GameBench is a benchmark to test how good large language models are at strategic reasoning by having them play games against each other and grading the results using an Elo-like rating system. We implemented 9 different games and tested a variety of models and scaffolding methods, as well as a human baseline.
Check out the project page here, the paper on arXiv, and the code on GitHub.
results
Here are the aggregated strategic reasoning scores for each tested model–scaffolding configuration, computed from match results using the Bradley–Terry model and normalized. The whiskers represent 90% confidence intervals from our bootstrapping process. cot
stands for Chain-of-Thought and rap
stands for Reasoning-via-Planning.
my contributions
- Wrote the code for one of the benchmark tasks, a game called “Santorini”. See the code on GitHub.

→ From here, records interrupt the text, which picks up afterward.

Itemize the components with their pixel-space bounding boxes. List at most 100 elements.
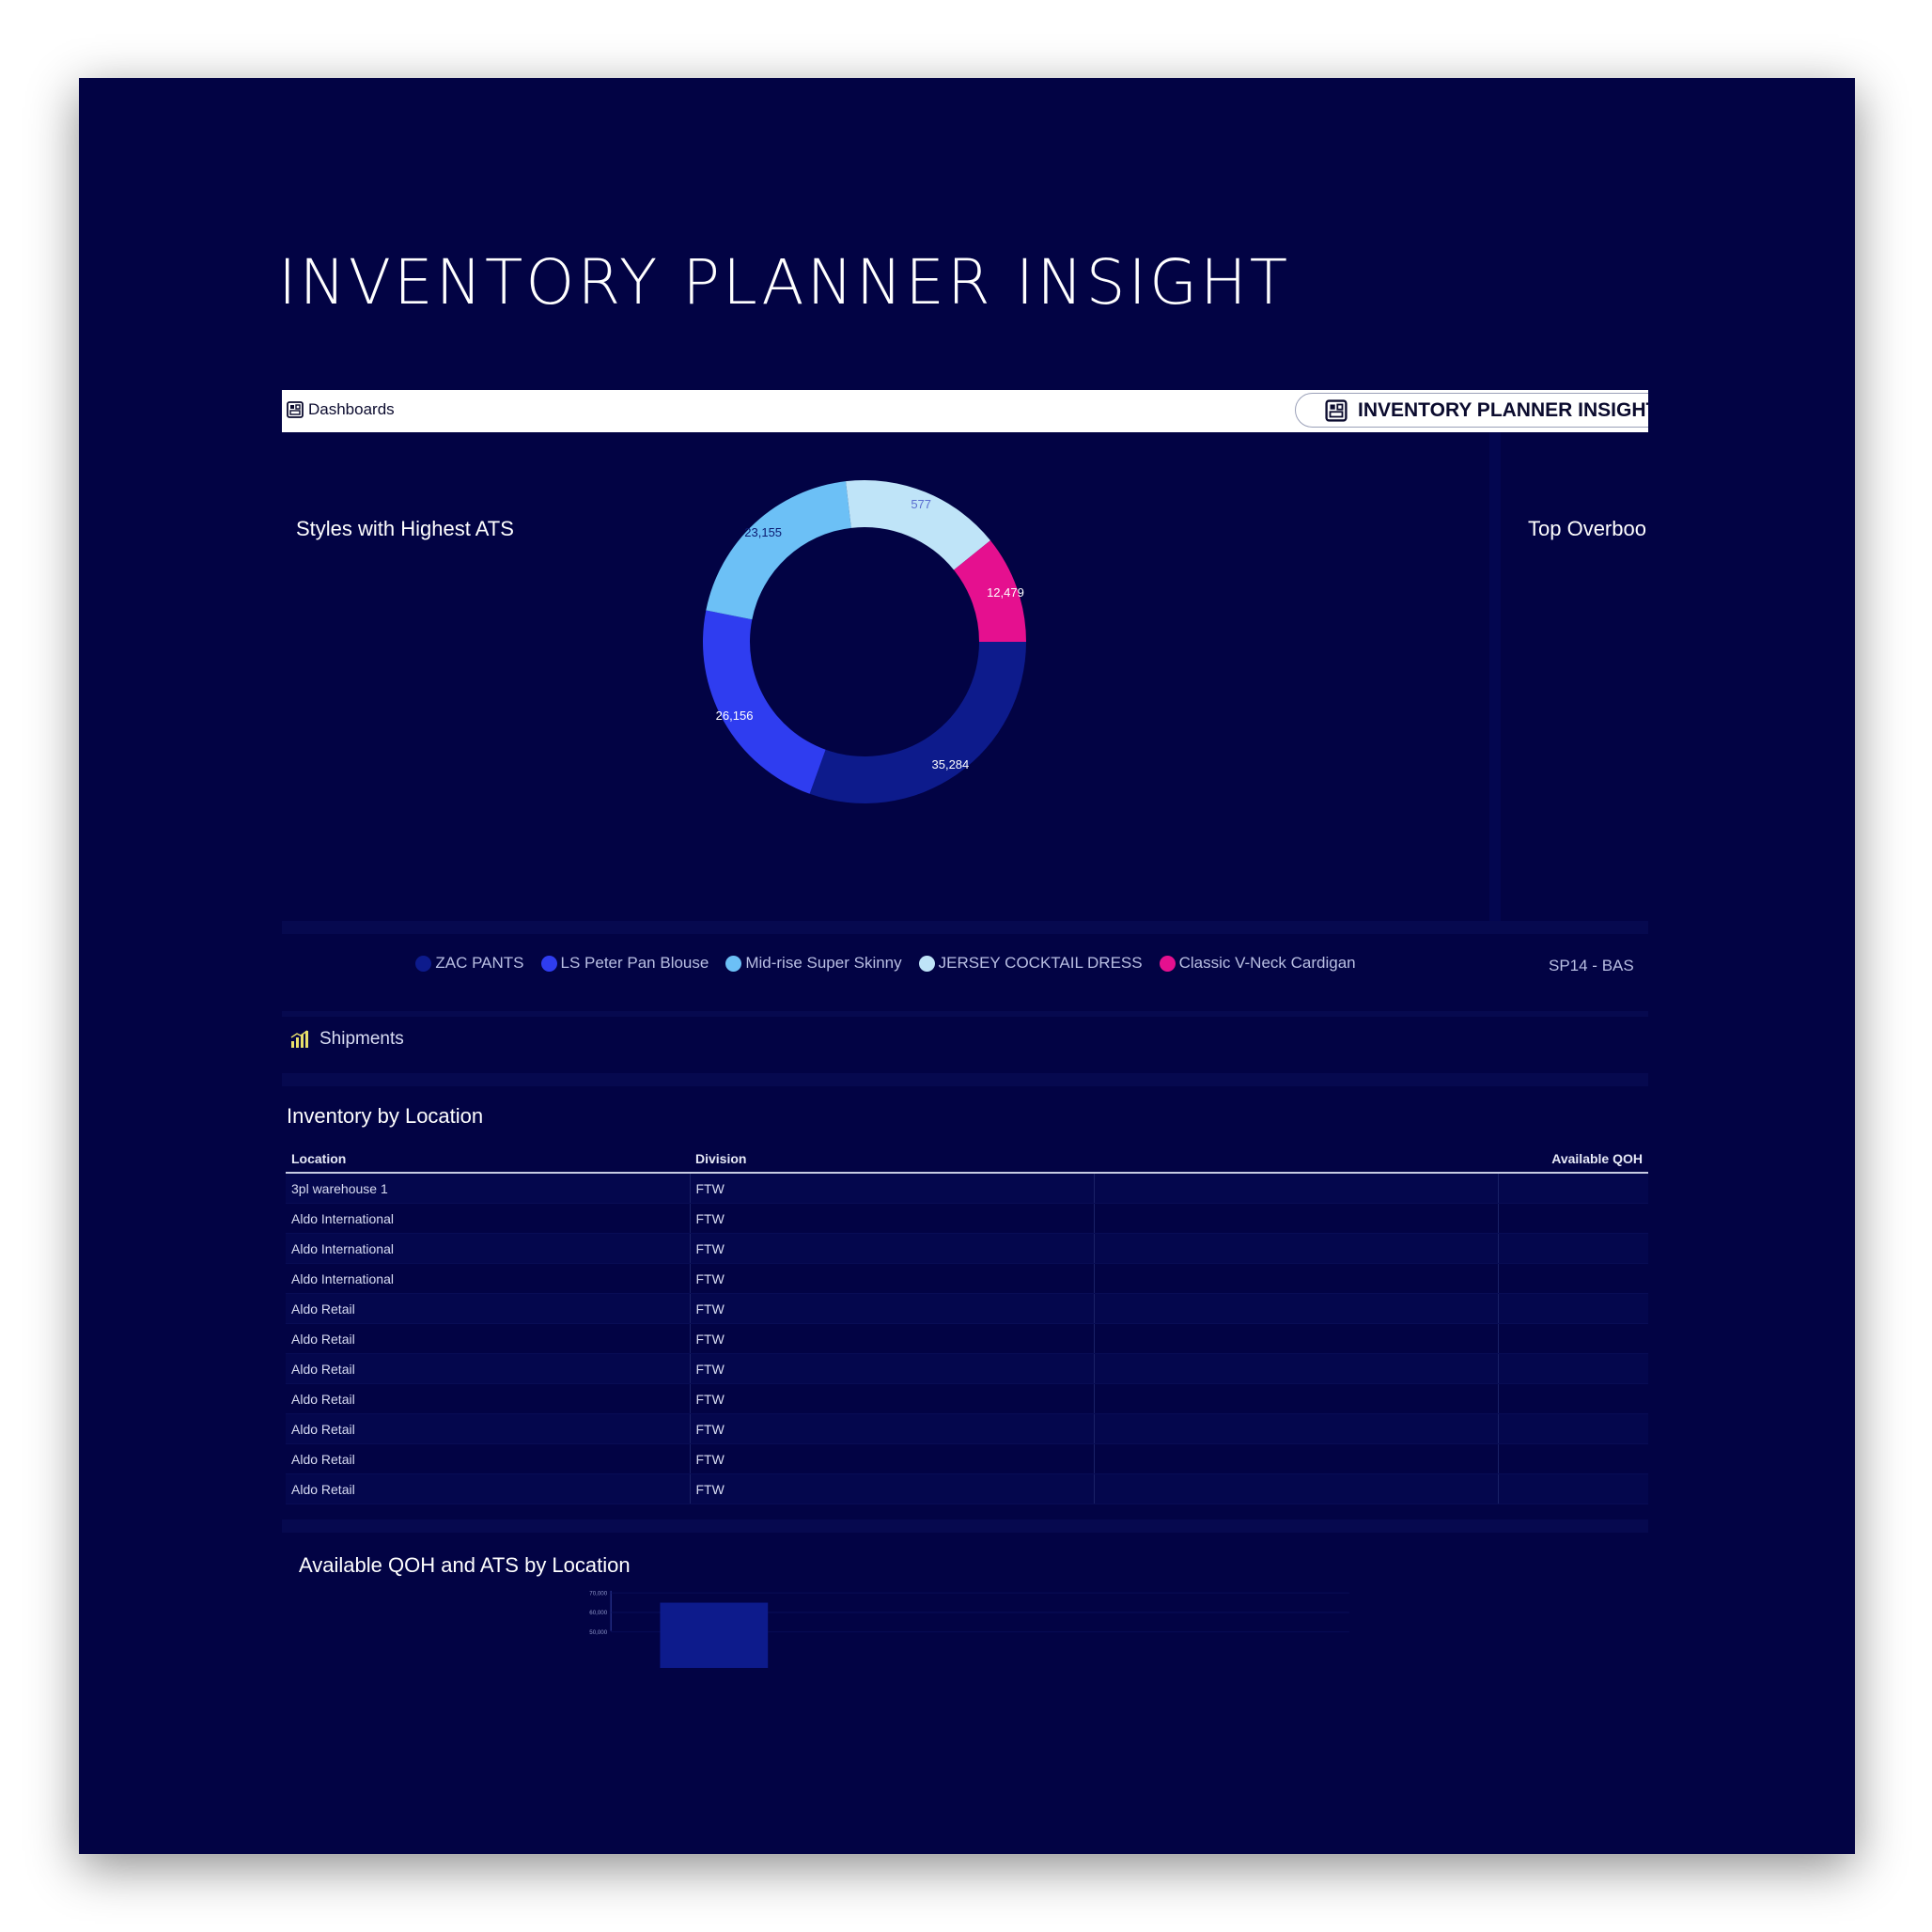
section-divider <box>282 1519 1648 1533</box>
legend-label: Mid-rise Super Skinny <box>745 954 902 972</box>
table-cell: FTW <box>690 1383 1095 1414</box>
donut-data-label: 23,155 <box>744 525 782 539</box>
breadcrumb-label: Dashboards <box>308 400 395 418</box>
table-cell <box>1094 1203 1499 1234</box>
donut-slice-4[interactable] <box>954 540 1026 642</box>
table-row[interactable]: Aldo Retail FTW <box>286 1443 1648 1474</box>
legend-label: ZAC PANTS <box>435 954 524 972</box>
donut-slice-3[interactable] <box>846 480 990 570</box>
dashboard-icon <box>1325 398 1348 422</box>
table-cell <box>1094 1473 1499 1504</box>
bar-chart[interactable]: 70,000 60,000 50,000 <box>282 1583 1648 1668</box>
donut-slice-2[interactable] <box>706 481 851 620</box>
legend-item[interactable]: LS Peter Pan Blouse <box>540 954 709 973</box>
table-cell: FTW <box>690 1293 1095 1324</box>
dashboard-icon <box>287 401 304 418</box>
y-tick-label: 50,000 <box>589 1629 607 1636</box>
dashboard-viewport[interactable]: Dashboards INVENTORY PLANNER INSIGHT Sty… <box>282 390 1648 1668</box>
right-card-title: Top Overboo <box>1528 517 1646 540</box>
table-cell <box>1498 1293 1648 1324</box>
table-header-row: Location Division Available QOH <box>286 1145 1648 1174</box>
y-tick-label: 60,000 <box>589 1610 607 1616</box>
column-header[interactable]: Available QOH <box>1498 1145 1648 1174</box>
table-cell: Aldo Retail <box>286 1443 691 1474</box>
table-cell <box>1498 1203 1648 1234</box>
shipments-label: Shipments <box>319 1029 404 1049</box>
table-cell <box>1498 1473 1648 1504</box>
table-cell <box>1498 1323 1648 1354</box>
table-cell <box>1094 1233 1499 1264</box>
table-cell <box>1498 1353 1648 1384</box>
donut-chart[interactable]: 35,284 26,156 23,155 577 12,479 <box>677 454 1052 830</box>
table-row[interactable]: Aldo Retail FTW <box>286 1293 1648 1324</box>
table-cell: FTW <box>690 1173 1095 1204</box>
column-header[interactable]: Division <box>690 1145 1094 1174</box>
legend-item[interactable]: ZAC PANTS <box>415 954 524 973</box>
donut-slice-1[interactable] <box>703 610 826 794</box>
table-cell: FTW <box>690 1323 1095 1354</box>
section-divider <box>282 921 1648 934</box>
table-row[interactable]: Aldo Retail FTW <box>286 1353 1648 1384</box>
table-cell <box>1094 1443 1499 1474</box>
table-cell: Aldo Retail <box>286 1473 691 1504</box>
bar-card-title: Available QOH and ATS by Location <box>299 1553 631 1577</box>
section-divider <box>282 1073 1648 1086</box>
table-cell: Aldo International <box>286 1203 691 1234</box>
table-cell <box>1094 1263 1499 1294</box>
legend-item[interactable]: Classic V-Neck Cardigan <box>1159 954 1356 973</box>
legend-swatch <box>1159 955 1176 972</box>
bar[interactable] <box>660 1602 769 1668</box>
table-cell: Aldo Retail <box>286 1413 691 1444</box>
table-row[interactable]: Aldo Retail FTW <box>286 1323 1648 1354</box>
legend-label: LS Peter Pan Blouse <box>560 954 709 972</box>
table-cell <box>1094 1173 1499 1204</box>
right-card-label: SP14 - BAS <box>1549 957 1634 974</box>
section-divider <box>282 1011 1648 1017</box>
legend-swatch <box>725 955 742 972</box>
table-row[interactable]: 3pl warehouse 1 FTW <box>286 1173 1648 1204</box>
dashboard-name-pill[interactable]: INVENTORY PLANNER INSIGHT <box>1295 393 1648 428</box>
inventory-table-title: Inventory by Location <box>287 1104 484 1128</box>
donut-data-label: 12,479 <box>987 585 1024 600</box>
donut-data-label: 577 <box>911 497 931 511</box>
donut-slice-0[interactable] <box>809 642 1026 803</box>
legend-label: JERSEY COCKTAIL DRESS <box>938 954 1143 972</box>
y-tick-label: 70,000 <box>589 1590 607 1597</box>
dashboard-frame: INVENTORY PLANNER INSIGHT Dashboards <box>79 78 1855 1854</box>
table-cell: FTW <box>690 1263 1095 1294</box>
donut-data-label: 35,284 <box>932 757 970 771</box>
table-cell: Aldo International <box>286 1263 691 1294</box>
dashboard-name: INVENTORY PLANNER INSIGHT <box>1358 398 1648 421</box>
legend-swatch <box>918 955 935 972</box>
table-cell: FTW <box>690 1353 1095 1384</box>
table-cell <box>1498 1443 1648 1474</box>
table-row[interactable]: Aldo Retail FTW <box>286 1413 1648 1444</box>
hero-title: INVENTORY PLANNER INSIGHT <box>278 246 1291 319</box>
table-cell <box>1094 1413 1499 1444</box>
table-cell: FTW <box>690 1443 1095 1474</box>
table-row[interactable]: Aldo International FTW <box>286 1203 1648 1234</box>
shipments-link[interactable]: Shipments <box>289 1029 404 1050</box>
inventory-table: Location Division Available QOH 3pl wareho… <box>286 1145 1648 1504</box>
table-cell: 3pl warehouse 1 <box>286 1173 691 1204</box>
table-row[interactable]: Aldo International FTW <box>286 1263 1648 1294</box>
table-cell <box>1498 1383 1648 1414</box>
table-cell: Aldo Retail <box>286 1383 691 1414</box>
table-row[interactable]: Aldo Retail FTW <box>286 1473 1648 1504</box>
column-header[interactable]: Location <box>286 1145 690 1174</box>
table-cell <box>1498 1173 1648 1204</box>
table-cell: Aldo International <box>286 1233 691 1264</box>
table-cell <box>1498 1233 1648 1264</box>
legend-item[interactable]: Mid-rise Super Skinny <box>725 954 902 973</box>
breadcrumb[interactable]: Dashboards <box>286 400 395 419</box>
legend-item[interactable]: JERSEY COCKTAIL DRESS <box>918 954 1143 973</box>
table-cell <box>1094 1353 1499 1384</box>
donut-card-title: Styles with Highest ATS <box>296 517 514 540</box>
table-cell: Aldo Retail <box>286 1293 691 1324</box>
table-row[interactable]: Aldo Retail FTW <box>286 1383 1648 1414</box>
table-row[interactable]: Aldo International FTW <box>286 1233 1648 1264</box>
legend-label: Classic V-Neck Cardigan <box>1178 954 1356 972</box>
column-header[interactable] <box>1094 1145 1498 1174</box>
table-cell <box>1094 1383 1499 1414</box>
table-cell <box>1498 1263 1648 1294</box>
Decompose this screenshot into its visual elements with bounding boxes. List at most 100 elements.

- Conducted a literature review on strategic reasoning in language models and pre-existing relevant benchmarks and wrote the related works section.
- Conducted factor analysis on the results to understand whether a single g-factor could explain a significant portion of the variance between models’ ability to play each game. This analysis did not end up in the final paper.
- Helped figure out a principled way to process match results into single ratings representing models’ overall performance. We ended up using the Bradley–Terry model to convert pairwise comparisons into performance ratings and a bootstrapping process to aggregate them across different games.
- Created the project page. I made it from scratch using the Astro web framework, basing the design off of Eliahu Horwitz’s much-used template, and then turned it into a generic template that anyone can use to make their own project pages.